A promotional video shows, for example, a cyclist on a country road. By highlighting the center of the pavement and typing “yellow road lines” into a text box, a user can disappear the lane dividers. Want to make the existing image wider? Highlight a box on either side and use “generative fill” to make the landscape more expansive.
Got a photo of a deer in the woods, but prefer for the creature to appear in a setting more like “wet alley at night?” Type the text prompt and click “Generate,” and voilà, there it is. In another case, a dramatic photo of mountains at night becomes more so with the addition of a reflective lake and the Northern Lights.
Adobe points out that the software has been trained on Adobe Stock’s licensed images, so it won’t infringe on intellectual property in filling those text prompts.

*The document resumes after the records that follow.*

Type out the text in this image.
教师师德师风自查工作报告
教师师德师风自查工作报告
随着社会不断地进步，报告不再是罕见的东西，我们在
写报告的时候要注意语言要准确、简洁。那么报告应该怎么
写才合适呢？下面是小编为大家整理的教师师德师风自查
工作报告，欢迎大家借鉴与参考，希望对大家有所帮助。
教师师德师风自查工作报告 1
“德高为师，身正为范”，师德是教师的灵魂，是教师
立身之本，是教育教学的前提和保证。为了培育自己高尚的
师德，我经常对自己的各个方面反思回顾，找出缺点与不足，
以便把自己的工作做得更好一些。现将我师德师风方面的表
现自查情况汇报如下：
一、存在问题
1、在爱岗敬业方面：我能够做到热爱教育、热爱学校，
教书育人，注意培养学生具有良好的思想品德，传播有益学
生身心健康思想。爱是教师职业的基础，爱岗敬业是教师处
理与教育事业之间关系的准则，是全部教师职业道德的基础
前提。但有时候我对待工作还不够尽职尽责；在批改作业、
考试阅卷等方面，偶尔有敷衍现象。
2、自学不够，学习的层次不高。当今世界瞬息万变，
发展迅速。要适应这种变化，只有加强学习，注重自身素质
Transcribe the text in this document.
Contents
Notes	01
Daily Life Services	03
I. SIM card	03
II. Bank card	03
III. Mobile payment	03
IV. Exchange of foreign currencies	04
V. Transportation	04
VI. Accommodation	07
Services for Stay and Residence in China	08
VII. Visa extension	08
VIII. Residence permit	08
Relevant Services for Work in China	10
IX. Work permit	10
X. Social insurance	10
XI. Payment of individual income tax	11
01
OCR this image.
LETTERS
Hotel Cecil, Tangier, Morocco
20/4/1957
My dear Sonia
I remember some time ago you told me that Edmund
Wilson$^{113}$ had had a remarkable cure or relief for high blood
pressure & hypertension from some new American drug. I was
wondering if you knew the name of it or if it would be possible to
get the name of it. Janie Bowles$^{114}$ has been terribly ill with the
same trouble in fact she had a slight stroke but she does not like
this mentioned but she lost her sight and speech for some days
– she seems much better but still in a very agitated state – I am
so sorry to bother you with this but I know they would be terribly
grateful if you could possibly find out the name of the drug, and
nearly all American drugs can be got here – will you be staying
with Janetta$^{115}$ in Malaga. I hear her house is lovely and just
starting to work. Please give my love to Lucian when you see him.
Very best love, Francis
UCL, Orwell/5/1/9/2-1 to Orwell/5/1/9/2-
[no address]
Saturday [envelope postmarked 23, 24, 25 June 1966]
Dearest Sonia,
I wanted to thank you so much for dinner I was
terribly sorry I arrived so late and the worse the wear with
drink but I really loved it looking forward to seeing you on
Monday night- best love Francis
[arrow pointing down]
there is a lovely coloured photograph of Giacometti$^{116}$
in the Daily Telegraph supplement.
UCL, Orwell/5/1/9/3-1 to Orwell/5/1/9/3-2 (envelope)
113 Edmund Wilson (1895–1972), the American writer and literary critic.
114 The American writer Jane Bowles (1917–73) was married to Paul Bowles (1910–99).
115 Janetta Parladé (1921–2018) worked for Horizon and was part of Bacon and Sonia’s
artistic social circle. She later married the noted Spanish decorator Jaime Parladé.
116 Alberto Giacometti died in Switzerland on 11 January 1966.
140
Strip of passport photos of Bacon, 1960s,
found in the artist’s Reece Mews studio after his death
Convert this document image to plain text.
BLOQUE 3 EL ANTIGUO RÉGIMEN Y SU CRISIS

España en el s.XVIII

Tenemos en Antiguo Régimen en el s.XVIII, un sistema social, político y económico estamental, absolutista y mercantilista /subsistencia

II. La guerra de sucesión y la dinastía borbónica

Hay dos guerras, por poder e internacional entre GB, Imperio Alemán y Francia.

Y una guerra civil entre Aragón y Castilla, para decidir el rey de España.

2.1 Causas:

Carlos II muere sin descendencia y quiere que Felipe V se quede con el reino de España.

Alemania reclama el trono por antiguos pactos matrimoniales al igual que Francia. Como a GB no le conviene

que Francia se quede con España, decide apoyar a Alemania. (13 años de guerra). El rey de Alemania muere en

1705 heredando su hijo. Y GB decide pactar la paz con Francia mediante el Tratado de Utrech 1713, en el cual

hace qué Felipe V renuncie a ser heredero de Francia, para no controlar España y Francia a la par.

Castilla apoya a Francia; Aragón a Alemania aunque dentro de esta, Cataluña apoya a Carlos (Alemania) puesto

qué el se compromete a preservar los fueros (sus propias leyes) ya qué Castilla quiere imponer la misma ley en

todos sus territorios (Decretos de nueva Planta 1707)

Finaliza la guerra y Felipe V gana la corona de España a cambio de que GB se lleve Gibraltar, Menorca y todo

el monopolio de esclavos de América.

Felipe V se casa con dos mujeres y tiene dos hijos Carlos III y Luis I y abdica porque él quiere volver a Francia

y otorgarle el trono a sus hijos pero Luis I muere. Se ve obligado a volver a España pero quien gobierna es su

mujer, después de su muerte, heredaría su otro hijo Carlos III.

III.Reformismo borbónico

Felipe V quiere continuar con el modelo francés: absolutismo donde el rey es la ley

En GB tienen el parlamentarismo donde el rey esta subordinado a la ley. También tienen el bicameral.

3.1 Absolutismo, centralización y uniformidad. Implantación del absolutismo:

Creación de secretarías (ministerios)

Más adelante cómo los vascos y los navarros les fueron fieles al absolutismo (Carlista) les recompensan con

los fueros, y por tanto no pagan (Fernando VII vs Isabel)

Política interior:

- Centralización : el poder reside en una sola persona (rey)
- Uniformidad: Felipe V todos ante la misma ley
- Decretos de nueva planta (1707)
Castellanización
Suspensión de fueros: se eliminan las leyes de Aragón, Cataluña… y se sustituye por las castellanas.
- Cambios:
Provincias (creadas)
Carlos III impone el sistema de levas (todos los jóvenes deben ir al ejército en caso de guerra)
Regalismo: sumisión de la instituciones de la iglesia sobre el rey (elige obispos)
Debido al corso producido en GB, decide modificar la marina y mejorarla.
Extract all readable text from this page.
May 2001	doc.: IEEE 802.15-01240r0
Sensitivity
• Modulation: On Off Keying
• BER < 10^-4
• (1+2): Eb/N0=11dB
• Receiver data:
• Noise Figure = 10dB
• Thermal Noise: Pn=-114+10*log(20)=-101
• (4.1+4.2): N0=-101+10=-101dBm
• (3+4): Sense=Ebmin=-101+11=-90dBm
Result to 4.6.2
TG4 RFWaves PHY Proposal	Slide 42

Many artists use Photoshop—whether they admit it or not. Lucas Blaylock revealed how he uses the software in an interview with the show Art21. Others, like Barbara Kasten, rely on the camera and the photographed object alone, no digital intervention. Photoshopped images have even run afoul of Instagram’s fact checkers, and skeptics of digital wizardry have coined the portmanteau “fauxtography.”
But Adobe, in a nod to widespread concern about the trustworthiness of images, is also including “content credentials,” which it compares to “nutrition labels” that will remain attached to an image, enabling proper attribution and letting users know what’s original and what has been altered or generated by A.I. This feature was developed in collaboration with the Content Authenticity Initiative, a group of media and tech companies, academics and others working on an open industry standard.
Photoshop already has “neural filters” that allow users to do things like smooth out a subject’s skin, or add a smile. Programs like After Effects and Acrobat also already offer A.I. features.
The software is now 33 years old, and, as Farhad Manjoo pointed out in the New York Times on its 25th birthday, has “attained the rare status of a product that became a verb—like Google and Xerox.”